Formation of spanwise vorticity in oblique turbulent bands of transitional plane Couette flow, part 2: modelling and stability analysis

TL;DR

This paper models the formation of spanwise vorticity in oblique turbulent bands of transitional plane Couette flow, analyzing the stability and instability mechanisms that sustain turbulence in these flows.

Contribution

It introduces a functional model based on DNS data to study vorticity formation and performs stability analysis revealing the transition from convective to absolute instability.

Findings

Shear layers inside velocity streaks cause vorticity formation.

Average profiles are stable despite inflections.

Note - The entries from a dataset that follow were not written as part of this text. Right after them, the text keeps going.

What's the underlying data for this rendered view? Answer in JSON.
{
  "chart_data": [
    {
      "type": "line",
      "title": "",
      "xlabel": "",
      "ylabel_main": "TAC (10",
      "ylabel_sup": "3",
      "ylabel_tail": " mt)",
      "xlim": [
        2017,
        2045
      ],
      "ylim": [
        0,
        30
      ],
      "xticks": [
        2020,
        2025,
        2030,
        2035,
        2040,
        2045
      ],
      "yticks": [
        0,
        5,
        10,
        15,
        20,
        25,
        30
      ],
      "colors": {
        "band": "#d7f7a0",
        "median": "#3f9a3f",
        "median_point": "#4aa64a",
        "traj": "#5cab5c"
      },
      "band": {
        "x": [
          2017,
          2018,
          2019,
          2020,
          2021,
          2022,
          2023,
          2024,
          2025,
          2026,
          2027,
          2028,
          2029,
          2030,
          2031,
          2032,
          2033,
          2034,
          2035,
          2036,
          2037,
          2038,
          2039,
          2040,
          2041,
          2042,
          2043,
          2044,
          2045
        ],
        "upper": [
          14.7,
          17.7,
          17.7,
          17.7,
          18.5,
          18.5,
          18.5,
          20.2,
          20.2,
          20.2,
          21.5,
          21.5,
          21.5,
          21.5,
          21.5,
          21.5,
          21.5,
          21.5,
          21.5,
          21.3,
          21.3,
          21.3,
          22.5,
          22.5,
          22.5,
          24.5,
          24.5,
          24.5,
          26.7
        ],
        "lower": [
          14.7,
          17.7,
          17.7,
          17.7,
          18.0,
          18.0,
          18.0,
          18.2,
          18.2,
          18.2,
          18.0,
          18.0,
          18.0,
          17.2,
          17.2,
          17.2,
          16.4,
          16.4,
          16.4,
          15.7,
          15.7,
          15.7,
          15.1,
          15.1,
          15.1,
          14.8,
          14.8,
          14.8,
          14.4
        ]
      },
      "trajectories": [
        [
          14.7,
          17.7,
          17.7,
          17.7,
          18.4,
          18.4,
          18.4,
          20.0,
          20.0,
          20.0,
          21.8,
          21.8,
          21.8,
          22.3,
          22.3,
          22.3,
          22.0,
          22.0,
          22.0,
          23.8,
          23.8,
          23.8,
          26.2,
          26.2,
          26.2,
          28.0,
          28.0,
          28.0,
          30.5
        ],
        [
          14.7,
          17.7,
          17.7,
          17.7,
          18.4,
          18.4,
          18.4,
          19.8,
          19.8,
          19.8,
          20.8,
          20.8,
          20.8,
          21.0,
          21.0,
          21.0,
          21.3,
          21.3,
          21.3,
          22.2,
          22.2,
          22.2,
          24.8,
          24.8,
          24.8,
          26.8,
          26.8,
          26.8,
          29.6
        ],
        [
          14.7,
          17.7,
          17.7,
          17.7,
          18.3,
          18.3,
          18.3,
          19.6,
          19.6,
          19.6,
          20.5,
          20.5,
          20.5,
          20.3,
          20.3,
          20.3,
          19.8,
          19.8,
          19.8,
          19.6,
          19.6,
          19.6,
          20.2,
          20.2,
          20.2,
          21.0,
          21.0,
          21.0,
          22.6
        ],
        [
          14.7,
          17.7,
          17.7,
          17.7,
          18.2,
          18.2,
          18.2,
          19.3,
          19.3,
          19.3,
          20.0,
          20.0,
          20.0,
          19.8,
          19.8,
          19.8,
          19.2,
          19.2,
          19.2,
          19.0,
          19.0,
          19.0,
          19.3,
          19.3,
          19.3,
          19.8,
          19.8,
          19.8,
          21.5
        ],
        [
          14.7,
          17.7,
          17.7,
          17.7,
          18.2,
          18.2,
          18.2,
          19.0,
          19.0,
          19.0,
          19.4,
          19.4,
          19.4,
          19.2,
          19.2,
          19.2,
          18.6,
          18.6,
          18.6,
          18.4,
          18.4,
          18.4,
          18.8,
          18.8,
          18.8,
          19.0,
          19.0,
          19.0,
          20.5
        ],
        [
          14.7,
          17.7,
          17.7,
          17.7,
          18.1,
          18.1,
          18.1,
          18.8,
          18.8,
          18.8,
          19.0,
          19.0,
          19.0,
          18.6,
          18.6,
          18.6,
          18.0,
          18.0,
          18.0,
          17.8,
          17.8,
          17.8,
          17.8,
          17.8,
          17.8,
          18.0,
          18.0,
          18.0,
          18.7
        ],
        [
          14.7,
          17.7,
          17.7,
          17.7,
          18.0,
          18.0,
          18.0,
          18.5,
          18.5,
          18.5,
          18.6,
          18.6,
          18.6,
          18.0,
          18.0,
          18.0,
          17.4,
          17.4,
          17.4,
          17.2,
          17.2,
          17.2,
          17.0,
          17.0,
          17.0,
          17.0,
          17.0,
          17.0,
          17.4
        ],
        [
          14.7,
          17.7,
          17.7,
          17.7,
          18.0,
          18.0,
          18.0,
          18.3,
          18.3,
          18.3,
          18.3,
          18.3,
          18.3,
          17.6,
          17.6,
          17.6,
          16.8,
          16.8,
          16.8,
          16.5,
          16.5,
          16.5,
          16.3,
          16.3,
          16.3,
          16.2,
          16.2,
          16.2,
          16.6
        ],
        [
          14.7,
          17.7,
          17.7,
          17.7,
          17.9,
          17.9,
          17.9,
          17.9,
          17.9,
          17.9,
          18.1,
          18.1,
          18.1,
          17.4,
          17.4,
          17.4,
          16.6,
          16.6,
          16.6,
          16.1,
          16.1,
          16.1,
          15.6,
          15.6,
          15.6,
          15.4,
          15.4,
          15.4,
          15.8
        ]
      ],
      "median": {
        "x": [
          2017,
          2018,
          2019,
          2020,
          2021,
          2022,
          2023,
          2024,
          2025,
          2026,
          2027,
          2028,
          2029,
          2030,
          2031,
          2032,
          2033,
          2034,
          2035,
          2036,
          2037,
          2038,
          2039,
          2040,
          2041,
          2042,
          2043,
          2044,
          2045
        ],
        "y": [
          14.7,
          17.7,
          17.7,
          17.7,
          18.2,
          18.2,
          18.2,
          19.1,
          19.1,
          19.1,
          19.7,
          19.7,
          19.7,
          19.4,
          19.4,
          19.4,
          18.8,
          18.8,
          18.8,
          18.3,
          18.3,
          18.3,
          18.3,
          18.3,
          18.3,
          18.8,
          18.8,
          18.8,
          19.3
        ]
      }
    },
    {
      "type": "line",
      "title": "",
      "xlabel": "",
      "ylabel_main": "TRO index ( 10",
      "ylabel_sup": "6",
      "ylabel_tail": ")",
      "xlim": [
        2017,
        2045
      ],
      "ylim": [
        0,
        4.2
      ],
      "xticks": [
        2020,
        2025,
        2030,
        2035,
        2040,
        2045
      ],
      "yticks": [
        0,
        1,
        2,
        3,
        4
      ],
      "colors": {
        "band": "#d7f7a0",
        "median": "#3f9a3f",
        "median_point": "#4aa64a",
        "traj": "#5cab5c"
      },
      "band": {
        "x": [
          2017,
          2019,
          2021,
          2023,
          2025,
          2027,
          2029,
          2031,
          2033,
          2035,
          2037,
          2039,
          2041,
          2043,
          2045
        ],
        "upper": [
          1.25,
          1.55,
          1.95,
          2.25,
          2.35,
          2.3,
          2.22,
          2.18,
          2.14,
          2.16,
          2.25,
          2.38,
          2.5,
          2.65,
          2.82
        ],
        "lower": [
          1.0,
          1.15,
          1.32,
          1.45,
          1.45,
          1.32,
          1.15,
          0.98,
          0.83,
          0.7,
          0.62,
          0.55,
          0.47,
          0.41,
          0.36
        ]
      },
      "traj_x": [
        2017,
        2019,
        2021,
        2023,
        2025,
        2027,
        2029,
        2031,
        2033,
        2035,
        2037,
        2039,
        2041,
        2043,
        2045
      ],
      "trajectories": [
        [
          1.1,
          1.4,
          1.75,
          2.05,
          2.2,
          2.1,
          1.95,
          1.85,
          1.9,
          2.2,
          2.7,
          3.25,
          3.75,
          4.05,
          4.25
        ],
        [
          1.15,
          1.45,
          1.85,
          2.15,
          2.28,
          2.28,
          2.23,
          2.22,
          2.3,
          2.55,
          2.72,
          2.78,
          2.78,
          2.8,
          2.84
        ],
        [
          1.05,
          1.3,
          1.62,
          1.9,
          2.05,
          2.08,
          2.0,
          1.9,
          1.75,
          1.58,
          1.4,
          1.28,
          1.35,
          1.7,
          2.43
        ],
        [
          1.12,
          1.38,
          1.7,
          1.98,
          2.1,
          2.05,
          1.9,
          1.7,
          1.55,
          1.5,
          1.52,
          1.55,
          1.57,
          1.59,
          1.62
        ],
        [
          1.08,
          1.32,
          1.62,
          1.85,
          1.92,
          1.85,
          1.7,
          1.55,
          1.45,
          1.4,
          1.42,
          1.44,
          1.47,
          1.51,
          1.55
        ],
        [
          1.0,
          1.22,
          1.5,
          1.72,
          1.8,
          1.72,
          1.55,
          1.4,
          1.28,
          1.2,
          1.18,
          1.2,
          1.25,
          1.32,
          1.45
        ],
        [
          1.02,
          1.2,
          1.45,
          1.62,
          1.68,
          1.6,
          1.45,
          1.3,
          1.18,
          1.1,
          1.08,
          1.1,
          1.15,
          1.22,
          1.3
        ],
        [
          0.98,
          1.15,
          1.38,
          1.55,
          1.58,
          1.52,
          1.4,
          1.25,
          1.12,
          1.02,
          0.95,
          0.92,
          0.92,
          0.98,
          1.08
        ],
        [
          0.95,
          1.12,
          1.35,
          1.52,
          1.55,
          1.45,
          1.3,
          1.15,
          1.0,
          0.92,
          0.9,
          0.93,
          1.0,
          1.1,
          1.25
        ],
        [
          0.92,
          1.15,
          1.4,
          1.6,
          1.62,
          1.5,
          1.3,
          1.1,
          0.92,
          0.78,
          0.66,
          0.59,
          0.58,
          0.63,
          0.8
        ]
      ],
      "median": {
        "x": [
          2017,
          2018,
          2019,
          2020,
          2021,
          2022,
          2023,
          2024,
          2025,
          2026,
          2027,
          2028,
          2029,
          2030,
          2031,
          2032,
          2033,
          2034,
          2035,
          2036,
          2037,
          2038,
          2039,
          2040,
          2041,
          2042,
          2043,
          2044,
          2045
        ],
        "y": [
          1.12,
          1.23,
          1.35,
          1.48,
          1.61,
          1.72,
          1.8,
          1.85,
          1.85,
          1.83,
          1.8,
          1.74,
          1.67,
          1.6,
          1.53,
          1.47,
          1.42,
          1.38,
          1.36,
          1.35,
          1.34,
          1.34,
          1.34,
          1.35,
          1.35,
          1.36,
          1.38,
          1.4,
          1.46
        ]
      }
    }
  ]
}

Transition from convective to absolute instability occurs between turbulent and laminar zones.

Abstract

This article presents a modelling of the formation of spanwise vorticity in the turbulent streaks of the oblique bands and spots of transitional plane Couette flow. A functional model is designed to mimic the coherent flow in the streaks. The control parameters of the model are extracted from Direct Numerical Simulations (DNS) statistical data. A Reynolds stress is proposed to study the effect on the instability of this additional force maintaining the baseflow. Local (quasi-parallel) temporal stability analysis is performed on that model to investigate the linear development of the spanwise vorticity. Results show that average profiles, even if they have an inflection, are stable: the shear layers inside the velocity streaks are responsible for the vorticity formation. Emphasis is put on the convective or absolute nature of the instability, depending on the location in the band. This shows that a transition from a convective to an absolute instability occurs in the zone in between fully turbulent and laminar flow. The group velocity of the most unstable modes compare well to the advection velocity of spanwise vorticity measured in DNS. This investigation is completed by the global (non-parallel) stability analysis of a typical band case. Eventually, the possible cycles of sustainment of localised low Reynolds number turbulence of shear flows are discussed in the light of these results.